Views:
The agent may initiate communication to Server & Workload Protection or it may be contacted by Server & Workload Protection if the computer object is set to operate in bi-directional mode. Server & Workload Protection treats all connections to agents in a similar way. If the agent has not been activated, a limited set of interactions are possible. If the agent has been activated (either by an administrator or via the agent-initiated activation feature), the full set of interactions are enabled. Server & Workload Protection acts as an HTTP client in all cases, regardless of whether it was the client when forming the TCP connection. Agents cannot ask for data or initiate operations themselves. Server & Workload Protection requests information such as events and status, invokes operations, or pushes configuration to the agent. This security domain is highly controlled to ensure that agents have no access to Server & Workload Protection or the computer that it is running on.
Both the agent and Server & Workload Protection use two different security contexts to establish the secure channel for HTTP requests:

Procedure

  1. Before activation, the agent accepts the bootstrap certificate to form the SSL or TLS channel.
  2. After authentication, mutual authentication is required to initiate the connection. For mutual authentication, the Server & Workload Protection certificate is sent to the agent and the agent's certificate is sent to Server & Workload Protection. The agent validates that the certificates come from the same certificate authority (which is Server & Workload Protection) before privileged access is granted.

What to do next

Once the secure channel is established, the agent acts as the server for the HTTP communication.

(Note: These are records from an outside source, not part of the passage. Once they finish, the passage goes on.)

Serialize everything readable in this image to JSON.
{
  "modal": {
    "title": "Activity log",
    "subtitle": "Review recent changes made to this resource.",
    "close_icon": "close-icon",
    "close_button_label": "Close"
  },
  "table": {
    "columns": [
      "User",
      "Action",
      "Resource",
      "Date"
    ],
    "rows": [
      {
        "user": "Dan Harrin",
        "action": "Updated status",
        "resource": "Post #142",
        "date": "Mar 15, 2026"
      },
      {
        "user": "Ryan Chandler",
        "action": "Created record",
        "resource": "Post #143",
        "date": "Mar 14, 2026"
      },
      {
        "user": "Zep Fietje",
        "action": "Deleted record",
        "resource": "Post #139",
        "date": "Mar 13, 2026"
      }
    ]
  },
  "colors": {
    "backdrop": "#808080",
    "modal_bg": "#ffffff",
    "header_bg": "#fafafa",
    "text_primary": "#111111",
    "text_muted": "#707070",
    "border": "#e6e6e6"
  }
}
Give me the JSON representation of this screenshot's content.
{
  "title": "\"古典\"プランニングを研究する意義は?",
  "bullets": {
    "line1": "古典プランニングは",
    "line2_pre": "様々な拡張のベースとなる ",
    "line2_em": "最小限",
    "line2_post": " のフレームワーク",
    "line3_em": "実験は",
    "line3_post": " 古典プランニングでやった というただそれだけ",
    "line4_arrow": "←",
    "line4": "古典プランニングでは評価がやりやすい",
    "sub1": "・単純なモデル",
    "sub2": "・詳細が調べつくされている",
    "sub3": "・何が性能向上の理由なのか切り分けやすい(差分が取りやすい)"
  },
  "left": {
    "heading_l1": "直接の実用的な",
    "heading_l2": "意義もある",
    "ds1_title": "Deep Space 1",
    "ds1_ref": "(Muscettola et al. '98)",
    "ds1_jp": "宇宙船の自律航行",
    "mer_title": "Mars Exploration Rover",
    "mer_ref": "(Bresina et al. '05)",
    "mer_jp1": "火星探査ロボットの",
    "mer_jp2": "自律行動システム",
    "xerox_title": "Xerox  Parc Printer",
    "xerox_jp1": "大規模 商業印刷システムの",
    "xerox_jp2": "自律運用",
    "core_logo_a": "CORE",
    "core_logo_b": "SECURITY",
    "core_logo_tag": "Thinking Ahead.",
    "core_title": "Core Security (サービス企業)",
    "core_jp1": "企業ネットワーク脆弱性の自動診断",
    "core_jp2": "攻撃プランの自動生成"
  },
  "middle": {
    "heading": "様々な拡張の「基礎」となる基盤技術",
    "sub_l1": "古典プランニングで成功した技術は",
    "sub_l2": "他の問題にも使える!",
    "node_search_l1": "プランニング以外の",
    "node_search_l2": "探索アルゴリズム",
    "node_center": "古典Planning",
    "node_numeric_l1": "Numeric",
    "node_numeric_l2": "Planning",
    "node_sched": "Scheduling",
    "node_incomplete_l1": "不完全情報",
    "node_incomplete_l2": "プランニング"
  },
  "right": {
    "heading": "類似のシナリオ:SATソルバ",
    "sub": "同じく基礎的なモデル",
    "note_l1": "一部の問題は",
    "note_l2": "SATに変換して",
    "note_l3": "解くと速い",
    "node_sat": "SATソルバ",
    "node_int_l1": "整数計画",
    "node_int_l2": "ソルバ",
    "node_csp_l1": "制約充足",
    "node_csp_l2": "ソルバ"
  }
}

It has limited access to Server & Workload Protection and can only respond to requests. The secure channel provides authentication, confidentiality through encryption, and integrity. The use of mutual authentication protects against man-in-the-middle (MiTM) attacks where the SSL communication channel is proxied through a malicious third party. Within the stream, the inner content uses GZIP and the configuration is further encrypted using PKCS #7.